Linking up with#fiveminutefriday today! Five minutes of uninterrupted writing...no editing. No overthinking. Just write! Today's word is: FUTURE
On December 13, 2011 my world blew up with the slam of a judge's gavel as she declared my marriage "irretrievably broken". In an instant, my imagined future disappeared, and my world went blank. I couldn't see two steps in front of me to get back to the car, let alone a future without my husband.
Not only was my perceived future erased from existence, but my current world was thrown into a vortex of confusion, betrayal, and uncertainty. If THIS could happen to me, when would the next shoe drop? Don't horrible things happen in a series of three? I could barely breathe wondering how I would survive the sudden elimination of the life I had known.

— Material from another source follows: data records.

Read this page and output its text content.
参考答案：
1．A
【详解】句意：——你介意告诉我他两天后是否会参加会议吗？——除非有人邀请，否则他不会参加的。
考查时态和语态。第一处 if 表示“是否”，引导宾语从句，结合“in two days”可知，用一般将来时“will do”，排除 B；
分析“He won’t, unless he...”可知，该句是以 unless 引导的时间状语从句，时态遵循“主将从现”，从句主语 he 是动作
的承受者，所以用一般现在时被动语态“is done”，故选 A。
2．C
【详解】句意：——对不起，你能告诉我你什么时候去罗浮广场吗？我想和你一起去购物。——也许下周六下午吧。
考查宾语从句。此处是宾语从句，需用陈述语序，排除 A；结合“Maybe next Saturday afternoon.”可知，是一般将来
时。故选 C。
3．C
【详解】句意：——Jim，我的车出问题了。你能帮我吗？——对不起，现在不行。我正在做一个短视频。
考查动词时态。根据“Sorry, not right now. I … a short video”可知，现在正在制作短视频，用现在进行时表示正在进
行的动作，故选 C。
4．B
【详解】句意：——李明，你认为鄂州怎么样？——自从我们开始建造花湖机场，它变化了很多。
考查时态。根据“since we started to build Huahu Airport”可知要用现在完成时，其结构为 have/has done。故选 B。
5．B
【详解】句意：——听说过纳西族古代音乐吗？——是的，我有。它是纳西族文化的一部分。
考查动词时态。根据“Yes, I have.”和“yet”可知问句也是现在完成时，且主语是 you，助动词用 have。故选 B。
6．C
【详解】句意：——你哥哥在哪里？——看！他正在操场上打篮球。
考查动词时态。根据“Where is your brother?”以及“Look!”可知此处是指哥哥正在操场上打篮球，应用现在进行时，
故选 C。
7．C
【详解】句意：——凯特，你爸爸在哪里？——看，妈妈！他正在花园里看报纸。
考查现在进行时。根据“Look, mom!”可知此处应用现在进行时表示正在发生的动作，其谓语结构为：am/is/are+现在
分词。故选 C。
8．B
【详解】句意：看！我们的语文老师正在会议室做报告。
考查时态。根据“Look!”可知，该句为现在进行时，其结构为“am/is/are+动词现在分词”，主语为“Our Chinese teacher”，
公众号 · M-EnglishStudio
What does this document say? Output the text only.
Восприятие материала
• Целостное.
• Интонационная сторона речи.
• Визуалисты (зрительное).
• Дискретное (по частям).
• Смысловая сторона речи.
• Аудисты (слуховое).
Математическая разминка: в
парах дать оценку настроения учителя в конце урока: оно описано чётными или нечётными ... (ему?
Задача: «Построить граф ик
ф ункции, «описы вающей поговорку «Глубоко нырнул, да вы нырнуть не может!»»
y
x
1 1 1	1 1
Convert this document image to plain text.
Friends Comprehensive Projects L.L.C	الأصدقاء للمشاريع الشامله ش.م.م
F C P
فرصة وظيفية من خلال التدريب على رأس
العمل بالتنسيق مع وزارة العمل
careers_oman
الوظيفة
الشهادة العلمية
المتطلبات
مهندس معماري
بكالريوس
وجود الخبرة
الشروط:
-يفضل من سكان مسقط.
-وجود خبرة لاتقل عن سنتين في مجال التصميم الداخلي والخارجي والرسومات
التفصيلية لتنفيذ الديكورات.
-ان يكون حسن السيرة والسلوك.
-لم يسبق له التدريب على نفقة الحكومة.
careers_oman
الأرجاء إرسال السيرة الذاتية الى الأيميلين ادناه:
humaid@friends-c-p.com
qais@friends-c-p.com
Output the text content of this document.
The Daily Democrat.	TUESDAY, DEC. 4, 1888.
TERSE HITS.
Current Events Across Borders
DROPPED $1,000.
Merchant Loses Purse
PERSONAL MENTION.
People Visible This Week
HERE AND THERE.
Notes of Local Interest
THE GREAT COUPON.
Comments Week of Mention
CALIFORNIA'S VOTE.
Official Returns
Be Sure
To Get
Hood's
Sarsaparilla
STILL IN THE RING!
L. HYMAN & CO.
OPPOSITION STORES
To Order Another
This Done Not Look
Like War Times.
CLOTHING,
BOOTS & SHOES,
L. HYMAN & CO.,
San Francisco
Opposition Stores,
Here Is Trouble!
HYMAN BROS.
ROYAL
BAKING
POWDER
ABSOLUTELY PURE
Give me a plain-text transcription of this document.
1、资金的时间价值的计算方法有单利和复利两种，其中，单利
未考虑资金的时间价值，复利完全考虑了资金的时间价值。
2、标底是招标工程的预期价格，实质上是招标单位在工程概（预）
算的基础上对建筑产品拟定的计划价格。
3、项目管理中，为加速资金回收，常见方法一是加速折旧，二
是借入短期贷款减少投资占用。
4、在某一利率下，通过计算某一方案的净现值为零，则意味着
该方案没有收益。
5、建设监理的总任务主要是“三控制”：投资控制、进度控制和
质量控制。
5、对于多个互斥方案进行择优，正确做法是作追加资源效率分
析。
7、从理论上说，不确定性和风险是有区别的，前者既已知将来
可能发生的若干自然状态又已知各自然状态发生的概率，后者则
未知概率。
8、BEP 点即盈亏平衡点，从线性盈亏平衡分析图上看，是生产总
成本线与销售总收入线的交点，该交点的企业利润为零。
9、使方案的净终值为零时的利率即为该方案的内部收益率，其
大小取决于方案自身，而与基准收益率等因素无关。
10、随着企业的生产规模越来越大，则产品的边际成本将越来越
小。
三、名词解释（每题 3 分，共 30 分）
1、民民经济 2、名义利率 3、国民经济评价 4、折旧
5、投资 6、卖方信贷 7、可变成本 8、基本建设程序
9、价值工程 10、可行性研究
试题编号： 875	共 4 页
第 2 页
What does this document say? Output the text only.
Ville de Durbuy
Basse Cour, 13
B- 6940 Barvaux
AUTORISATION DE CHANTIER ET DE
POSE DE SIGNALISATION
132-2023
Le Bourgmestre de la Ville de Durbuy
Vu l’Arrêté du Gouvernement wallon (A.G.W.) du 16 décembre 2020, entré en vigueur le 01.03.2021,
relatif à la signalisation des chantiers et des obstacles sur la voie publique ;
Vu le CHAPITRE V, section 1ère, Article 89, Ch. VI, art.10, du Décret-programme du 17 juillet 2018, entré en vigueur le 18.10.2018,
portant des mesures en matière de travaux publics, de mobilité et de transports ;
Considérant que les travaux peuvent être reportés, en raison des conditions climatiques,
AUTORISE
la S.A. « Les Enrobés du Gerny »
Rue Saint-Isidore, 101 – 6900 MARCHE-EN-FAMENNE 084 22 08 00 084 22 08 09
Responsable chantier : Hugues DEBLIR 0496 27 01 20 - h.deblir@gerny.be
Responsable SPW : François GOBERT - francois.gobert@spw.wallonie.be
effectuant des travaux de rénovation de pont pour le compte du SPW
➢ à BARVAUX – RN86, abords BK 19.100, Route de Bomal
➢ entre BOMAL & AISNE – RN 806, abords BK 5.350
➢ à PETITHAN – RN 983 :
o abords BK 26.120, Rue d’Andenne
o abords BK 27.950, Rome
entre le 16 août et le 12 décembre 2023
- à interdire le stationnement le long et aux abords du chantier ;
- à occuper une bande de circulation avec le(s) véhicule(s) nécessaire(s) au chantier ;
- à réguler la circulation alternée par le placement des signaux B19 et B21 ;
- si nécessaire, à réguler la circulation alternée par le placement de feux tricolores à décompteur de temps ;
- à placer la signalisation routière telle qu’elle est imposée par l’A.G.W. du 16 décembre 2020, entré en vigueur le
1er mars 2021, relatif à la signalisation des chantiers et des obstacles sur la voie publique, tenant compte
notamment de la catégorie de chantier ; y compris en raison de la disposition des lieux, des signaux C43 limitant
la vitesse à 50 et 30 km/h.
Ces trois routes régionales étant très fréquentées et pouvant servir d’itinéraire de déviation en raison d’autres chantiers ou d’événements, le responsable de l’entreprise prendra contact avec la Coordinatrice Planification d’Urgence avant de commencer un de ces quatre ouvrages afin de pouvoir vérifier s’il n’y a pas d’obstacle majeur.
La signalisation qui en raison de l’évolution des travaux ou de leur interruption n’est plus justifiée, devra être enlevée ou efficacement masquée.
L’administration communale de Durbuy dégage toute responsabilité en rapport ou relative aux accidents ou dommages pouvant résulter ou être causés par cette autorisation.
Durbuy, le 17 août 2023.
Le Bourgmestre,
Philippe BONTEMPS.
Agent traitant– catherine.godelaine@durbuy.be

When the bottom drops out, how do we proceed? What steps will bring us through the nothingness to see our future through a new lens? Here are three things that helped me navigate this vacant space.
1. Stop trying to look so far ahead: I'm an elementary school teacher. I plan everything. Things don't always go as planned, but within the school structure, I'm much more willing to go with the flow than I am in my own life. Personally, I want to be able to see 5, 10, 15, 20 years into the future. God reminds us not to even plan for the next DAY. (Proverbs 27:1) If I'm constantly theorizing about my future, of course my anxiety and fear levels will rise dramatically. One. Day. At. A. Time is all we can plan for. (Read more from my earlier post on what a day may bring.)
2. Believe God when He says He will take care of the future: Whether I choose to believe it or not, God IS taking care of me moment by moment, which includes my continued care into whatever the future holds.
Matthew 6:26-27- Look at the birds of the air; they neither sow nor reap, nor gather into barns, and yet your heavenly Father feeds them. Are you not of more value than they? And which of you by being anxious can add a single hour to her span of life?
I don't think God can be much clearer. His question is rhetorical- aren't you- my daughter, my beloved, my friend- more valuable than just a bird?? I choose to believe that God is taking care of me as His precious one.
3. Remember our purpose on this Earth: When I dwell and meditate continually on the future I lost, I begin to limit the way God can use me. I begin to dictate to God how I want to be used, and the things I think are in my best life. Can I not stand in awe of my great God who is infinitely greater than I am? Can I not accept the trials that I would never choose for myself that draw me closer to Him and cause me to become more like Him? My purpose here is not to be "happy". It's not to have everything I want. My purpose here is to glorify God. To use my gifts and strengths as a vessel of His making. My plans are nothing compared to the plans God has for me. It won't always be easy. It won't always make sense. Others might make choices that change how God uses us, but He is never surprised. Never caught off guard. Never ceasing to draw us near and use our pain and doubt to grow us in relation to Himself. Those ways are not my ways, they're so much better.
When the future you were betting on suddenly erases, there's no going back. There's no use in hoping and pining and dwelling on that future when God has so much more for us.
Focus on today.
Believe God's promises.
Seek His purposes above all of our inferior plans.
The future is so bright friend- be sure to bring your shades!!